Given an $A \in \mathcal M_n$ matrix which is strictly diagonally dominant, meaning that $$|a_{ii}| > \sum_{j=1 j \neq i}^n |a_{ij}|$$ Prove that it admits a decomposition $A=M-N$ such that $m_{ii} = a_{ii}$ and $|m_{ii}| > \displaystyle\sum_{j=1 j \neq i} (|m_{ij}| + |n_{ij}|)$. Moreover, it verifies that if $i \neq j$ and $a_{ij} \neq 0$, then $m_{ij},n_{ij} \neq 0$
My attempt
In order to prove this result, first of all I can easily define $m_{ii} = a_{ii}$, and now check the second condition is verified. $$|m_{ii}| = |a_{ii}| > \sum_{j=1 j \neq i}^n |a_{ij}| = \sum_{j=1 j \neq i}^n |m_{ij} - n_{ij}|$$ Using triangular inequality: $$|m_{ii}| > \sum_{j=1 j \neq i}^n |m_{ij} - n_{ij}| \geq \sum_{j=1 j \neq i}^n |m_{ij}| - |n_{ij}|$$ This is where I get stuck since I seem to get just the opositte operation of what it is asked. I think I may be going in the wrong direction, but I can't think of other way to solve the problem. Any help is truly appreciated.

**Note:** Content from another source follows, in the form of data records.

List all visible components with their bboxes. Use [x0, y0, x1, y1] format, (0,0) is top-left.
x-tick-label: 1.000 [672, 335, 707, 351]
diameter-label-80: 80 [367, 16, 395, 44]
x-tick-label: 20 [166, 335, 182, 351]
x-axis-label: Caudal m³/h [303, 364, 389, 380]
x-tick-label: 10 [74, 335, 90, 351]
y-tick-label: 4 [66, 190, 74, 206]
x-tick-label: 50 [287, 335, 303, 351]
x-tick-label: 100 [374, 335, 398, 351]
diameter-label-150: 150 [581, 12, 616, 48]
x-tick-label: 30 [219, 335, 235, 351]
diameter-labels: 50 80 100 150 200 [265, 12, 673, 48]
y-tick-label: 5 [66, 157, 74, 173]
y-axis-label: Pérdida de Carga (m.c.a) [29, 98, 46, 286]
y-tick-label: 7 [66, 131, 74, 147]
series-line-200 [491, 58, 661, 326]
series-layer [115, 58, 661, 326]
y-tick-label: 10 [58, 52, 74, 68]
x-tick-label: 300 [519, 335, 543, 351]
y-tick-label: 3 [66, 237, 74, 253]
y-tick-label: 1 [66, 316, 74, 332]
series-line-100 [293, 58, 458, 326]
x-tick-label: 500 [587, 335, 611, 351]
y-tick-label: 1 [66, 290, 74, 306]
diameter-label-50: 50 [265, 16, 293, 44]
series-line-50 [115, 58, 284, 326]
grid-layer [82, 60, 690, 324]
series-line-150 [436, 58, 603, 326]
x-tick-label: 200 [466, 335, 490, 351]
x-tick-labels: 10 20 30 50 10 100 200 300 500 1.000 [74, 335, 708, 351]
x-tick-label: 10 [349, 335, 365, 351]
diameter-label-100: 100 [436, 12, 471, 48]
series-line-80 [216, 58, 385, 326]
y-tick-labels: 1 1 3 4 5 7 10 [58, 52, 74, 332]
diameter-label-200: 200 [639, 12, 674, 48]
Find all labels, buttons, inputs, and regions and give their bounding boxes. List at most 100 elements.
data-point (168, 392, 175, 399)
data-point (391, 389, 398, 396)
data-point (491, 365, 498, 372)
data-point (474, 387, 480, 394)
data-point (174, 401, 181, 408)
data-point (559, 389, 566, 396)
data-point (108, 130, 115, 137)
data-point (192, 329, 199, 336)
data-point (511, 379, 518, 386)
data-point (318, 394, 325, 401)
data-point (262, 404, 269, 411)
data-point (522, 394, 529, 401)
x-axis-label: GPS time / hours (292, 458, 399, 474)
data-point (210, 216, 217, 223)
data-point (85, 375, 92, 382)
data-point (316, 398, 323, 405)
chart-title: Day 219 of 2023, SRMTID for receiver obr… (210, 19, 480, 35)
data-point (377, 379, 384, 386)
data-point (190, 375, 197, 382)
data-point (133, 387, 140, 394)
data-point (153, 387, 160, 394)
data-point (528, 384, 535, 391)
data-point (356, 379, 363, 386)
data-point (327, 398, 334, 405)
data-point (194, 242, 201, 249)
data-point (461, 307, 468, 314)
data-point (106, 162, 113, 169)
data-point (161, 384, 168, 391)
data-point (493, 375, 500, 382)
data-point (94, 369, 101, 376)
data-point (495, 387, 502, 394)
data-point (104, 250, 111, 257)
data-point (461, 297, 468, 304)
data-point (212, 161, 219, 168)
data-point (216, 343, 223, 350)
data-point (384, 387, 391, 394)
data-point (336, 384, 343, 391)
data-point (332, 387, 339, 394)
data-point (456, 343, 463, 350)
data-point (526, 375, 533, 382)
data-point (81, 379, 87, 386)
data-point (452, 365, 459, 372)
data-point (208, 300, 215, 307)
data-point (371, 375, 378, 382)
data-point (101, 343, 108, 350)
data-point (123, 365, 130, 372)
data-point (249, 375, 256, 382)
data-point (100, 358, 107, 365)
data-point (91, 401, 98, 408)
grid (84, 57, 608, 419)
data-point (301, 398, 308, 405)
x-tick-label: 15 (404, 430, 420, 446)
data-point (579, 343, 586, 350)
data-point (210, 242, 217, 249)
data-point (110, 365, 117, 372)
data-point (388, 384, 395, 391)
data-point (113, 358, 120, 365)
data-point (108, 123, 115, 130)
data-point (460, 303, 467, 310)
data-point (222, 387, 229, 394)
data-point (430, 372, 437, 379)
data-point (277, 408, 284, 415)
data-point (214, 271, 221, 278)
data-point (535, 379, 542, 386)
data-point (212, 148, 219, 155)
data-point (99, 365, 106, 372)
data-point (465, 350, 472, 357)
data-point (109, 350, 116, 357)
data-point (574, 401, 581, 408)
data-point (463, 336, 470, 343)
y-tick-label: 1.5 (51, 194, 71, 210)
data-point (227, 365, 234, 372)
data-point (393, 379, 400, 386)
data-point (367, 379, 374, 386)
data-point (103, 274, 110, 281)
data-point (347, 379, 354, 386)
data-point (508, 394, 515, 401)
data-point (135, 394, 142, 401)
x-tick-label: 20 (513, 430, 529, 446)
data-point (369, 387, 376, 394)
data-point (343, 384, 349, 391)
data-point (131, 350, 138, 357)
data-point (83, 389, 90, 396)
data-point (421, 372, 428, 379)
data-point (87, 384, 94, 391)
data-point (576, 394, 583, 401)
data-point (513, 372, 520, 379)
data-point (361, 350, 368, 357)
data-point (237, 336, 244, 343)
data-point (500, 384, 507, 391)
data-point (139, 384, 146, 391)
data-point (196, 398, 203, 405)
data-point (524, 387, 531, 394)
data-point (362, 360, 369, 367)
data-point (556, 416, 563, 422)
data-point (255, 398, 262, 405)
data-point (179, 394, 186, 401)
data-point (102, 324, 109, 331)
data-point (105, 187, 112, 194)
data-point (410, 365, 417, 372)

If the last condition didn't exist, you could simply set $N = 0$ and $M = A$. So the idea is to start with this and add a little perturbation on $N$. Take $\varepsilon \in \mathbb{C}^*$ small (or $\mathbb{R}^*$ if you have real matrices, you didn't specify it) and consider $n_{ij} = \varepsilon$ if $i \neq j$, $0$ else and $M = A + N$.
As $\varepsilon \neq 0$, the last condition is fulfilled and the fact that $N$ has a null diagonal implies that for all $i$, $m_{ii} = a_{ii}$. All what we have left to check is the inequalities. Let $1 \leqslant i \leqslant n$. \begin{align*} |m_{ii}| - \sum_{j \neq i} (|m_{ij}| + |n_{ij}|) & = |a_{ii}| - \sum_{j \neq i} (|a_{ij} + \varepsilon| + |\varepsilon|)\\ & \geqslant |a_{ii}| - \sum_{j \neq i} (|a_{ij}| + 2|\varepsilon|)\\ & = |a_{ii}| - \sum_{j \neq i} |a_{ij}| + (2n - 2)|\varepsilon|. \end{align*} Choose $\displaystyle |\varepsilon| < \frac{1}{2n - 2}\min_{1 \leqslant i \leqslant n}\left\{|a_{ii}| - \sum_{j \neq i} |a_{ij}|\right\}$ and your problem is solved.